Par conséquent, il ne s’agit pas d’un accord typique visant à délimiter les frontières maritimes en termes de droit international. Il a une portée limitée et n’est pas assorti d’un mécanisme clair de mise en œuvre ou de résolution des conflits qui pourraient surgir au-delà de la bonne volonté des parties concernées et des garanties de l’administration de Joe Biden. Le Hezbollah évidemment ne l’a pas signé et n’en fait pas partie, il peut donc dire à tout moment qu’il n’est pas tenu de le respecter. Cet accord n’aurait pas non plus eu lieu sans le subtil rapprochement américano-iranien qui s’est manifesté simultanément par l’élection d’un nouveau président irakien le 13 octobre.

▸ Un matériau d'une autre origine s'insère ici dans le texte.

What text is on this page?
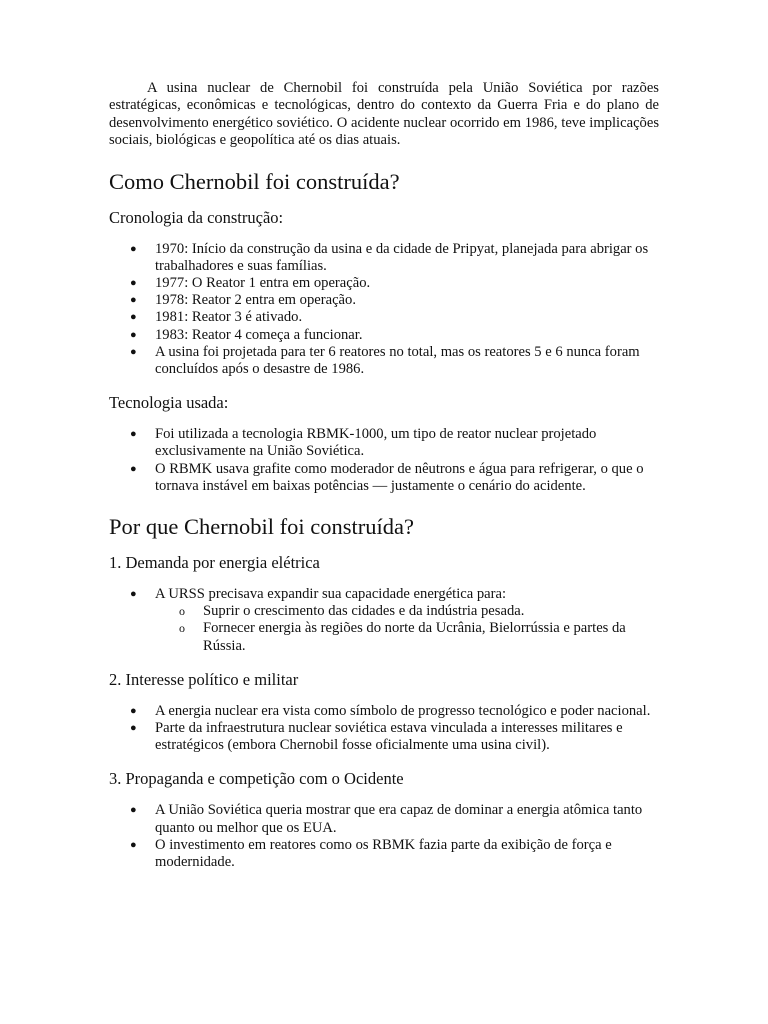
A usina nuclear de Chernobil foi construída pela União Soviética por razões estratégicas, econômicas e tecnológicas, dentro do contexto da Guerra Fria e do plano de desenvolvimento energético soviético. O acidente nuclear ocorrido em 1986, teve implicações sociais, biológicas e geopolítica até os dias atuais.

Como Chernobil foi construída?
Cronologia da construção:
● 1970: Início da construção da usina e da cidade de Pripyat, planejada para abrigar os trabalhadores e suas famílias.
● 1977: O Reator 1 entra em operação.
● 1978: Reator 2 entra em operação.
● 1981: Reator 3 é ativado.
● 1983: Reator 4 começa a funcionar.
● A usina foi projetada para ter 6 reatores no total, mas os reatores 5 e 6 nunca foram concluídos após o desastre de 1986.
Tecnologia usada:
● Foi utilizada a tecnologia RBMK-1000, um tipo de reator nuclear projetado exclusivamente na União Soviética.
● O RBMK usava grafite como moderador de nêutrons e água para refrigerar, o que o tornava instável em baixas potências — justamente o cenário do acidente.
Por que Chernobil foi construída?
1. Demanda por energia elétrica
● A URSS precisava expandir sua capacidade energética para:
o Suprir o crescimento das cidades e da indústria pesada.
o Fornecer energia às regiões do norte da Ucrânia, Bielorrússia e partes da Rússia.
2. Interesse político e militar
● A energia nuclear era vista como símbolo de progresso tecnológico e poder nacional.
● Parte da infraestrutura nuclear soviética estava vinculada a interesses militares e estratégicos (embora Chernobil fosse oficialmente uma usina civil).
3. Propaganda e competição com o Ocidente
● A União Soviética queria mostrar que era capaz de dominar a energia atômica tanto quanto ou melhor que os EUA.
● O investimento em reatores como os RBMK fazia parte da exibição de força e modernidade.
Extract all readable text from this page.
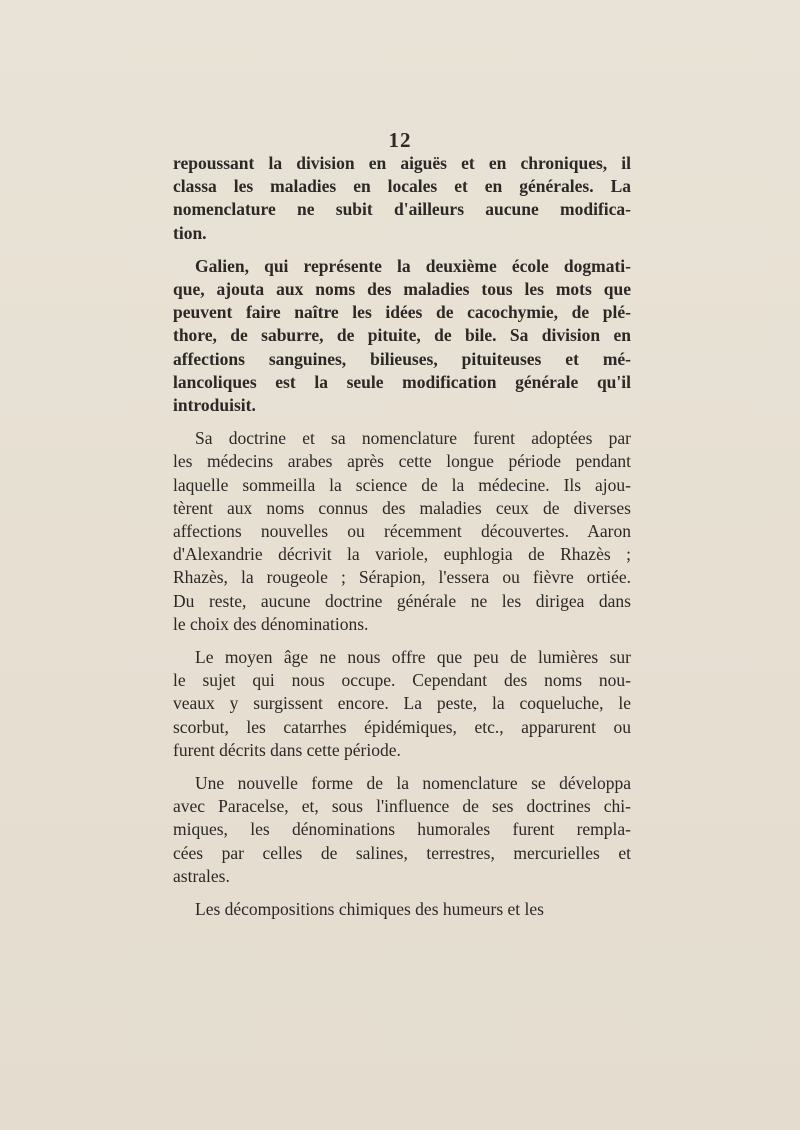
12
repoussant la division en aiguës et en chroniques, il
classa les maladies en locales et en générales. La
nomenclature ne subit d'ailleurs aucune modifica-
tion.
Galien, qui représente la deuxième école dogmati-
que, ajouta aux noms des maladies tous les mots que
peuvent faire naître les idées de cacochymie, de plé-
thore, de saburre, de pituite, de bile. Sa division en
affections sanguines, bilieuses, pituiteuses et mé-
lancoliques est la seule modification générale qu'il
introduisit.
Sa doctrine et sa nomenclature furent adoptées par
les médecins arabes après cette longue période pendant
laquelle sommeilla la science de la médecine. Ils ajou-
tèrent aux noms connus des maladies ceux de diverses
affections nouvelles ou récemment découvertes. Aaron
d'Alexandrie décrivit la variole, euphlogia de Rhazès ;
Rhazès, la rougeole ; Sérapion, l'essera ou fièvre ortiée.
Du reste, aucune doctrine générale ne les dirigea dans
le choix des dénominations.
Le moyen âge ne nous offre que peu de lumières sur
le sujet qui nous occupe. Cependant des noms nou-
veaux y surgissent encore. La peste, la coqueluche, le
scorbut, les catarrhes épidémiques, etc., apparurent ou
furent décrits dans cette période.
Une nouvelle forme de la nomenclature se développa
avec Paracelse, et, sous l'influence de ses doctrines chi-
miques, les dénominations humorales furent rempla-
cées par celles de salines, terrestres, mercurielles et
astrales.
Les décompositions chimiques des humeurs et les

Ces dynamiques pourraient changer à un moment donné, mais deux facteurs permettent de croire à la stabilité de l’accord, au moins à moyen terme. Premièrement, la réticence d’Israël et du Hezbollah à entrer dans une confrontation ouverte. Cet accord de démarcation maritime constitue ainsi une extension du désengagement entre les deux parties mis en œuvre après la guerre de juillet 2006. Deuxièmement, un avantage économique de chaque côté : Israël a besoin de gaz pour réduire sa dépendance énergétique, et le Liban traverse une grave crise économique et a besoin de cet accord pour débloquer de l’aide et des investissements étrangers. Bien que l’accord soit imparfait, il marque une étape cruciale dans l’établissement de règles d’engagement en Méditerranée orientale.